Category I69 (Sequelae of cerebrovascular disease) has a variety of combination codes that may allow you to specify your patient’s condition.  Presently, in ICD-9-CM, we report 438 (Late effects of cerebrovascular disease) for the situation. However, there will still be situations when a single code would not suffice. You may need to use additional codes in such situations where one code doesn’t quite do the job.

What’s new in dominance: ICD-10 lets you report whether the condition impacts the dominant or nondominant side. This comes in handy and is very important in neurological conditions such as hemiplegia, hemiparesis, and monoplegia.

When the documentation indicates the affected side, but doesn’t tell you whether it’s the patient’s dominant or nondominant side, base your choice on the following guidance:

  • For ambidextrous patients, the default choice is dominant.
  • If the left side is affected, the default choice is non-dominant.
  • If the right side is affected, the default choice is dominant.

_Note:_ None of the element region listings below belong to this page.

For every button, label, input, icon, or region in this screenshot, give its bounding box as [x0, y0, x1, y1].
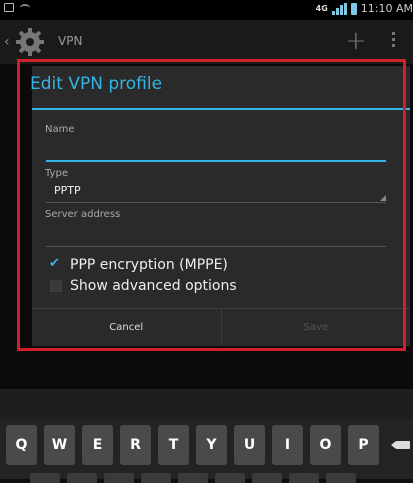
key-t[interactable]: T	[158, 425, 189, 465]
key-u[interactable]: U	[234, 425, 265, 465]
key-w[interactable]: W	[44, 425, 75, 465]
gear-icon[interactable]	[14, 26, 46, 58]
key-r[interactable]: R	[120, 425, 151, 465]
backspace-icon	[391, 441, 410, 449]
keyboard-suggestion-strip	[0, 389, 413, 419]
status-right: 4G 11:10 AM	[316, 2, 413, 15]
wifi-icon	[20, 3, 30, 12]
status-bar: 4G 11:10 AM	[0, 0, 413, 20]
keyboard-row-1: Q W E R T Y U I O P	[6, 425, 413, 465]
keyboard: Q W E R T Y U I O P	[0, 419, 413, 483]
clock: 11:10 AM	[360, 2, 413, 15]
back-chevron-icon[interactable]: ‹	[4, 34, 10, 50]
page-title: VPN	[58, 34, 83, 48]
key-y[interactable]: Y	[196, 425, 227, 465]
key-p[interactable]: P	[348, 425, 379, 465]
backspace-key[interactable]	[386, 425, 413, 465]
overflow-menu-icon[interactable]	[392, 32, 395, 47]
status-left	[4, 3, 30, 12]
action-bar: ‹ VPN +	[0, 20, 413, 64]
battery-icon	[350, 2, 357, 15]
key-q[interactable]: Q	[6, 425, 37, 465]
key-o[interactable]: O	[310, 425, 341, 465]
image-notification-icon	[4, 3, 14, 12]
network-type: 4G	[315, 4, 328, 13]
key-e[interactable]: E	[82, 425, 113, 465]
add-vpn-button[interactable]: +	[345, 26, 367, 56]
highlight-box	[17, 59, 406, 351]
key-i[interactable]: I	[272, 425, 303, 465]
keyboard-row-2-partial	[30, 473, 356, 483]
signal-icon	[331, 2, 347, 15]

Example: A patient was admitted following a CVA. He has right-sided hemiplegia and dysphagia (or difficulty in swallowing) as a result of the CVA.

Here is a list of the codes that apply for this patient:

  • I69.351 (Hemiplegia and hemiparesis following cerebral infarction affecting right dominant side)
  • I69.391 (Dysphagia following cerebral infarction)
  • R13.10 (Dysphagia, unspecified).

You know that patient has right sided hemiplegia, but do not have any documentation regarding dominance. According to the guideline, since the patient’s right side is affected, the default is to report this as affecting his dominant side.

When you locate I69.391 in the tabular list, you’ll find a note asking you to “Use additional code to identify the type of dysphagia, if known (R13.1-).” You don’t have any additional details about the phase of your patient’s dysphagia, so R13.10 for “unspecified” is your correct code choice.